Stopping MS is possible say lead scientists
Multiple sclerosis could be stopped as early as 2025 with a range of treatments for everyone with the condition in late stage trials.
This news follows a series of scientific discoveries which have led researchers to believe treatments that stop disability progression are achievable soon.
The MS society are now wanting to raise £100 million over a ten-year period to accelerate the new research.
Marlow resident Trishna Bharadia, 39, lives with relapsing MS and is a MS Society Ambassador and competed on BBC One’s ‘The People’s Strictly’ Comic Relief special in 2015.
Trishna said: “MS has an influence on almost every single thing I do, every single day. It impacts relationships, work, and family life. I worry about the future; whether I will lose my eyesight and my upper limb mobility, or if I’ll end up with bladder and bowel incontinence.
“Stopping MS would bring back certainty to my life.”
The innovative trial will allow researchers to test many potential drugs simultaneously, saving time, money and being able to deliver the treatments more efficiently.

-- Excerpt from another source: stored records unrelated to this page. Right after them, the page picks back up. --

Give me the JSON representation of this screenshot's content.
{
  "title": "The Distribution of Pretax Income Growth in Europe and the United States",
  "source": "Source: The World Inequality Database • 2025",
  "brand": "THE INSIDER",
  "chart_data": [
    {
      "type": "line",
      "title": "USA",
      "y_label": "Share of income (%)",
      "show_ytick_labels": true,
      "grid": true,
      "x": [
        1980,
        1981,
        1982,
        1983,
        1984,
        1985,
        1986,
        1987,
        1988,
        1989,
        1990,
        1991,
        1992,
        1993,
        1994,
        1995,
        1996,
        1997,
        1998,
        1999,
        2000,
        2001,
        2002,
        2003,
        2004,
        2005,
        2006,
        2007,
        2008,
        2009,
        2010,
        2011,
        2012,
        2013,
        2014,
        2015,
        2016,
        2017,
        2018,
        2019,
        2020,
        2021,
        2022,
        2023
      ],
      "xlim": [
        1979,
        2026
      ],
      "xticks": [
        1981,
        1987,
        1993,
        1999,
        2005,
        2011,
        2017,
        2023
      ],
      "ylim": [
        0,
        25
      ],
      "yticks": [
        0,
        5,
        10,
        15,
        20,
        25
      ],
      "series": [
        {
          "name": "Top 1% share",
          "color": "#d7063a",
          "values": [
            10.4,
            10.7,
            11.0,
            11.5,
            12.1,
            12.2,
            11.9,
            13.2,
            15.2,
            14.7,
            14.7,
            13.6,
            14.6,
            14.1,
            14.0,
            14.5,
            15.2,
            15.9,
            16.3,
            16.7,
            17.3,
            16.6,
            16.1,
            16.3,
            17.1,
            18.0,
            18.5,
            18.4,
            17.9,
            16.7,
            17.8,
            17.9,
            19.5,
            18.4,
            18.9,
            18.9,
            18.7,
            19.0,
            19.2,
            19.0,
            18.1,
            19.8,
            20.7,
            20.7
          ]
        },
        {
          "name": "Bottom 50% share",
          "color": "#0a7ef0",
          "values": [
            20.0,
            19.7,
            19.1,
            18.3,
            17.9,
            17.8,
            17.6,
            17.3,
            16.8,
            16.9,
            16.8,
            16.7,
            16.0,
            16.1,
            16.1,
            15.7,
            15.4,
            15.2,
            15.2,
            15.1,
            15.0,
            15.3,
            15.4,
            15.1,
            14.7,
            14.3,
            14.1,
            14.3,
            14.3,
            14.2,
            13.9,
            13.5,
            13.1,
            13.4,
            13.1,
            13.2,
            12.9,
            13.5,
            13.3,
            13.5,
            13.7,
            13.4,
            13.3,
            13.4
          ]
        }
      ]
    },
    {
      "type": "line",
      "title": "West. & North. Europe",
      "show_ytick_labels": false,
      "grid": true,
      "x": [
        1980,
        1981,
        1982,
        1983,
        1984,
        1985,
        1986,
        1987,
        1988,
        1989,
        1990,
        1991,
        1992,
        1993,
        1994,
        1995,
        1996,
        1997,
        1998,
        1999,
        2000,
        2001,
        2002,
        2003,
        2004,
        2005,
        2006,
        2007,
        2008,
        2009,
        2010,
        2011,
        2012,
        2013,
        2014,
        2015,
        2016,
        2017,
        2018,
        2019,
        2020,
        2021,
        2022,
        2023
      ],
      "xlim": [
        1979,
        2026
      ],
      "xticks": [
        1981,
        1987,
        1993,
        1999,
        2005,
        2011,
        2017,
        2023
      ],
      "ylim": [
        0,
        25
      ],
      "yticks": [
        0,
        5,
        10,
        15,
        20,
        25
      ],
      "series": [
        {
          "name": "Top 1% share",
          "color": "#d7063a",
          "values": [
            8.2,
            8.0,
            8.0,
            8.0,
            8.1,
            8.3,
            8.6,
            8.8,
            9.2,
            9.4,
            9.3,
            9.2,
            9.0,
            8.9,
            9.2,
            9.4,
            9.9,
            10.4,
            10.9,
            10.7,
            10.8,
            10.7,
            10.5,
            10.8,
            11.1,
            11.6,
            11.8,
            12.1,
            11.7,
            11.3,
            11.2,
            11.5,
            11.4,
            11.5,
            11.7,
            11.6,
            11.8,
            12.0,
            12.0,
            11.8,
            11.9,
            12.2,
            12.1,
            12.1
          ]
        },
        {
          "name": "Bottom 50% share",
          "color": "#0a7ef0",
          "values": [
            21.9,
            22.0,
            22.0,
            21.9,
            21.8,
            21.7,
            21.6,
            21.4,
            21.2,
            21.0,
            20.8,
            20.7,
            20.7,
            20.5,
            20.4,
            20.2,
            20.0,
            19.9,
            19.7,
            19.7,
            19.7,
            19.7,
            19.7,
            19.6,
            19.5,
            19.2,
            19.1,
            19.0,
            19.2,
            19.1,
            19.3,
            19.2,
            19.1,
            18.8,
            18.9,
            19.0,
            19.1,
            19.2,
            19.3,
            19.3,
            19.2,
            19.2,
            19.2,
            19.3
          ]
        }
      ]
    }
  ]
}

This has never been done before in neurology and when fully funded could potentially stop MS.
Nick Moberly, Chief Executive at the MS Society, said: “Research has got us to a critical point, and we can see a future where nobody needs to worry about MS getting worse.
“That means not living in fear you’ll be reliant on a wheelchair, or one day lose your independence entirely.
“The worldwide MS community is coming together to help us achieve our ambitious goal to stop MS. But we need to act now, because people with MS can’t wait.”